Claude Amsler
University of Zurich, Switzerland
Claude Amsler was born in 1947 in Solothurn, Switzerland. He went to school in the nearby city of Biel-Bienne and obtained his Baccalaureate in Sciences at the Gymnase Francais. He studied experimental physics at the Swiss Federal Institute of Technology (ETH) in Zurich. He obtained his Ph.D. degree in 1975 with the first experiment performed in particle physics at the Paul Scherrer Institute (PSI), a measurement of pion scattering on polarized protons. In 1976 he joined Queen Mary College in London as a Research Associate and was delegated to TRIUMF in Vancouver to work on nucleon-nucleon scattering experiments. In 1978 he moved to Brookhaven National Laboratory on Long Island as a Research Assistent Professor from the University of New Mexico to work on antiproton experiments. In 1979 he returned to Europe as a CERN Fellow. After a brief leave at the University of Munich he joined in 1982 the Physics Institute of the University of Zurich, where he performed his habilitation.
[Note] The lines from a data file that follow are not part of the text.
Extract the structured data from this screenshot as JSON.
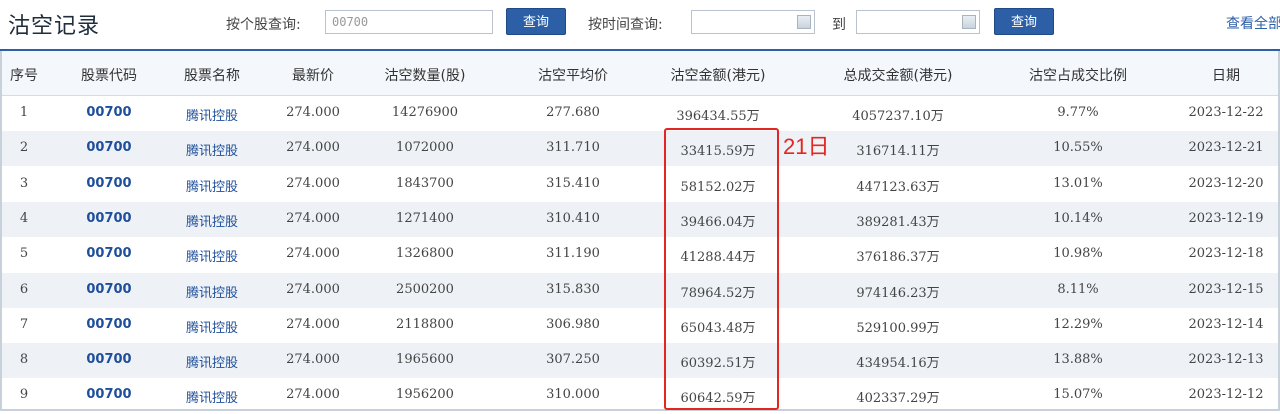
{
  "title": "沽空记录",
  "search": {
    "stock_label": "按个股查询:",
    "stock_value": "00700",
    "query_button": "查询",
    "time_label": "按时间查询:",
    "to_label": "到",
    "query_button2": "查询",
    "view_all": "查看全部"
  },
  "table": {
    "headers": [
      "序号",
      "股票代码",
      "股票名称",
      "最新价",
      "沽空数量(股)",
      "沽空平均价",
      "沽空金额(港元)",
      "总成交金额(港元)",
      "沽空占成交比例",
      "日期"
    ],
    "rows": [
      [
        "1",
        "00700",
        "腾讯控股",
        "274.000",
        "14276900",
        "277.680",
        "396434.55万",
        "4057237.10万",
        "9.77%",
        "2023-12-22"
      ],
      [
        "2",
        "00700",
        "腾讯控股",
        "274.000",
        "1072000",
        "311.710",
        "33415.59万",
        "316714.11万",
        "10.55%",
        "2023-12-21"
      ],
      [
        "3",
        "00700",
        "腾讯控股",
        "274.000",
        "1843700",
        "315.410",
        "58152.02万",
        "447123.63万",
        "13.01%",
        "2023-12-20"
      ],
      [
        "4",
        "00700",
        "腾讯控股",
        "274.000",
        "1271400",
        "310.410",
        "39466.04万",
        "389281.43万",
        "10.14%",
        "2023-12-19"
      ],
      [
        "5",
        "00700",
        "腾讯控股",
        "274.000",
        "1326800",
        "311.190",
        "41288.44万",
        "376186.37万",
        "10.98%",
        "2023-12-18"
      ],
      [
        "6",
        "00700",
        "腾讯控股",
        "274.000",
        "2500200",
        "315.830",
        "78964.52万",
        "974146.23万",
        "8.11%",
        "2023-12-15"
      ],
      [
        "7",
        "00700",
        "腾讯控股",
        "274.000",
        "2118800",
        "306.980",
        "65043.48万",
        "529100.99万",
        "12.29%",
        "2023-12-14"
      ],
      [
        "8",
        "00700",
        "腾讯控股",
        "274.000",
        "1965600",
        "307.250",
        "60392.51万",
        "434954.16万",
        "13.88%",
        "2023-12-13"
      ],
      [
        "9",
        "00700",
        "腾讯控股",
        "274.000",
        "1956200",
        "310.000",
        "60642.59万",
        "402337.29万",
        "15.07%",
        "2023-12-12"
      ]
    ]
  },
  "annotation": {
    "note": "21日",
    "color": "#e3261f"
  }
}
He was elected in 1987 as an Associate, then as a Full Professor in experimental physics, in 1999. So far he has supervised 15 Ph.D. theses at the Faculty of Sciences. Claude Amsler has been associated to CERN since 1980. He contributed to several projects, such as light meson spectroscopy in proton-antiproton annihilation with ASTERIX and CRYSTAL BARREL, production of antihydrogen with ATHENA, and a measurement of the neutrino magnetic moment at a nearby nuclear power plant. He is currently a Member of the CMS collaboration at the LHC, of the DIRAC II collaboration to study Kpi-atoms, and has plans for a liquid argon dark matter experiment. Between 1996 and 2003 he was coordinating high energy physics in Switzerland. He is presently a member of the Swiss National Research Council and represents his country in NuPECC. He is also a member of the Particle Data Group.